Antiquities plundered by ISIS — including ancient Bibles — have made their way from Syria and Iraq to Western collectors, according to a report by the Wall Street Journal.

The Journal interviewed Syrian art traders, recent ISIS defectors involved with the artifacts, and law-enforcement officials in the U.S., France, Switzerland, and Bulgaria to draw a profile of the smuggling operation and its inner workings.

The valuable objects make their way from sites in Iraq and Syria, cross borders into Turkey and Lebanon, and finally are deposited in warehouses in Europe and Asia where they will be sold to dealers in the West.

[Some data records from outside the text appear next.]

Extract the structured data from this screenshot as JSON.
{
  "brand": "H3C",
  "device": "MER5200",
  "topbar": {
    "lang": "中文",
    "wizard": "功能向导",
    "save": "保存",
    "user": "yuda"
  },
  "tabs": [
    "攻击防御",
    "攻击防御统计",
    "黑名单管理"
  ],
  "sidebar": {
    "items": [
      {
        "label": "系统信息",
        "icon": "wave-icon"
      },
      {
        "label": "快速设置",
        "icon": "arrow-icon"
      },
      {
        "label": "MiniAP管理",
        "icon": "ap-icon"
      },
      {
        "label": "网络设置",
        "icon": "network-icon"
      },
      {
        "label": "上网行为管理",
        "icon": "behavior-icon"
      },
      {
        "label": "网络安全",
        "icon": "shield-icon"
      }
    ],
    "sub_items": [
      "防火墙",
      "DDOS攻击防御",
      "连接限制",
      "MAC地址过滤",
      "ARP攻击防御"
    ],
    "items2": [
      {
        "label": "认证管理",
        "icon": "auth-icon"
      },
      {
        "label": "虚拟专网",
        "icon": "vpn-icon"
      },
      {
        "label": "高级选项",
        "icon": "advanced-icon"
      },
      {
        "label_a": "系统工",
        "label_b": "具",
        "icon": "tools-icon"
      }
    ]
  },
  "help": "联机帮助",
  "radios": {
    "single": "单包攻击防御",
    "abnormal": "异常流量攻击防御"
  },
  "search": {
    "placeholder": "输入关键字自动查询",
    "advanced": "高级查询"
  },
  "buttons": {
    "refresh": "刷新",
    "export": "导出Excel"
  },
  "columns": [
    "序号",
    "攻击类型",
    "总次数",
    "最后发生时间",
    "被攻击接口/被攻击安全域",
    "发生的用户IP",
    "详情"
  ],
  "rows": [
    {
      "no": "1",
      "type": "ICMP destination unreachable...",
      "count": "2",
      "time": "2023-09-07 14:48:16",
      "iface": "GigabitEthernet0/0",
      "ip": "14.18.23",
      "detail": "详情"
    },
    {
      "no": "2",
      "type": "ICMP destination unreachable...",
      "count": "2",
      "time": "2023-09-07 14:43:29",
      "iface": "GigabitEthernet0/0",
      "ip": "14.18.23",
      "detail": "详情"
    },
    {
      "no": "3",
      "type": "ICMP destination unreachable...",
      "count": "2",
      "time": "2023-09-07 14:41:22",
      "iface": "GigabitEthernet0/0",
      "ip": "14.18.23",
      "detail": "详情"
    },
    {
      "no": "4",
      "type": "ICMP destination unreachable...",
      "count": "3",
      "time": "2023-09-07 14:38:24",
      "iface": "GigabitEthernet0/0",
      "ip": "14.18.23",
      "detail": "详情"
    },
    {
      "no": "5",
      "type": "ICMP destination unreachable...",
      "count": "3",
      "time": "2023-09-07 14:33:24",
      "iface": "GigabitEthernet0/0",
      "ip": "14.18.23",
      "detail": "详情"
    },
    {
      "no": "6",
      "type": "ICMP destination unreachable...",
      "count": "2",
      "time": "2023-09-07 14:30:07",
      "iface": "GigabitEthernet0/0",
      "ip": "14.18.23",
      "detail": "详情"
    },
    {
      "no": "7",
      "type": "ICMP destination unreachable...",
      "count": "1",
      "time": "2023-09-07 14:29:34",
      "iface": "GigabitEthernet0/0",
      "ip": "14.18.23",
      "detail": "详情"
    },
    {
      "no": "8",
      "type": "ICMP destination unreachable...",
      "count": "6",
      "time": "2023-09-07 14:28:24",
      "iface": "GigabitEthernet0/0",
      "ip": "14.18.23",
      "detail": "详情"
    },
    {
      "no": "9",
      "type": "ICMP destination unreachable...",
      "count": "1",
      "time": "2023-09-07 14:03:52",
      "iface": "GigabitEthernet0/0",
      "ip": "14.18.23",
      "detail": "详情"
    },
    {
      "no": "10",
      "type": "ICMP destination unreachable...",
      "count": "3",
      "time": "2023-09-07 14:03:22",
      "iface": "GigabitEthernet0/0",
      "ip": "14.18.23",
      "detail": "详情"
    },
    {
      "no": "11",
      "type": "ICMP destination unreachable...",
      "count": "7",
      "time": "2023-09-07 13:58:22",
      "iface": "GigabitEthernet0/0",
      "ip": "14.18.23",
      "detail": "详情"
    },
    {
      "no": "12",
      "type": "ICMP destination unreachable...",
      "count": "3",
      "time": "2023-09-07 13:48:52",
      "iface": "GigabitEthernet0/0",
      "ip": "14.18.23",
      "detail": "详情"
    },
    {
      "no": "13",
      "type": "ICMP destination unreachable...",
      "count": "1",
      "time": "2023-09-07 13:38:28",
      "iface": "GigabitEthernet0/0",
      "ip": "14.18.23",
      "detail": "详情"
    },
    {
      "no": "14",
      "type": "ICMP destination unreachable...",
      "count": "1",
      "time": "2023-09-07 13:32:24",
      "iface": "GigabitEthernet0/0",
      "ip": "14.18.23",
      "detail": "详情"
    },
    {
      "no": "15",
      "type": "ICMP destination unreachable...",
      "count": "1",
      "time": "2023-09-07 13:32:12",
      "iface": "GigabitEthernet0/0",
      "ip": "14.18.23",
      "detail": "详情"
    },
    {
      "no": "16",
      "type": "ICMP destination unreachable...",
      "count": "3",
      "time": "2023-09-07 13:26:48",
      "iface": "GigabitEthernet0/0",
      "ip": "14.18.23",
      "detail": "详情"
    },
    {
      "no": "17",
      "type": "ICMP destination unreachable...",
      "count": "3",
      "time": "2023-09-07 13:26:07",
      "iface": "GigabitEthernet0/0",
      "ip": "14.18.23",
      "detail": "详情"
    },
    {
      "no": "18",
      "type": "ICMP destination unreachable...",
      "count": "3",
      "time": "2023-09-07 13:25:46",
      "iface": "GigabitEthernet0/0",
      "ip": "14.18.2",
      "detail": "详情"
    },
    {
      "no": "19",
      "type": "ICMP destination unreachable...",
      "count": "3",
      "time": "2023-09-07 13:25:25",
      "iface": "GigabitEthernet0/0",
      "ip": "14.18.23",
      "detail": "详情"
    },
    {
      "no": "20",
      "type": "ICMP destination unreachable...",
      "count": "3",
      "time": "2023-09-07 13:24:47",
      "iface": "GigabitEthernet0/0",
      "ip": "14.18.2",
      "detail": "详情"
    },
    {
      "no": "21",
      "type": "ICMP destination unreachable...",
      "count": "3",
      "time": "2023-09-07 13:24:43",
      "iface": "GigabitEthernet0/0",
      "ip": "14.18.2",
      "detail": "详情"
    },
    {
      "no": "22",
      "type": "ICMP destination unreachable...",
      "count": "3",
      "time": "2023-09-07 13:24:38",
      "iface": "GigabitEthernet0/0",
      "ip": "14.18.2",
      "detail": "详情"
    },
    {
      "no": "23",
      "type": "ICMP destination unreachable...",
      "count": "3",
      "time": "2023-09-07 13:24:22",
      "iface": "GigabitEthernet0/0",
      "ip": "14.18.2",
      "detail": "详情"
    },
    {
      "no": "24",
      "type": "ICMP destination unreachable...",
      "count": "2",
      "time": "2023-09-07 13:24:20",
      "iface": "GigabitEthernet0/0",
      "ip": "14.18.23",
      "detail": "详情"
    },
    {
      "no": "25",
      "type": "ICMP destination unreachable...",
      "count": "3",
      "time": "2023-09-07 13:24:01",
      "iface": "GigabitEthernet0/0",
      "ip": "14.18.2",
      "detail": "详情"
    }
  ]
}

Muhammad Al-Hassan, a 28-year-old Syrian, began trading antiquities in 2015 after being contacted by a top official of ISIS who sought his help to find Western buyers. Before the civil war, he was an English-language student who studied archaeology in his free time. The official asked him to find European buyers.

He recently sold two ancient bibles stolen by ISIS from a site in eastern Syria to a Russian buyer in Turkey for nearly $12,000. The Russian smuggled the bibles out of Turkey hidden in a truck with vegetables, he told the Journal.

Al-Hassan was paid a commission of 25% and gave the rest to the trader who brought the Bibles to Turkey.

Another Bible dating from the early Byzantine era, around the 6th century A.D., was stolen by ISIS in North Aleppo and smuggled to Turkey in June, 2016, where it is currently on the market for $50,000, according to Al-Hassan.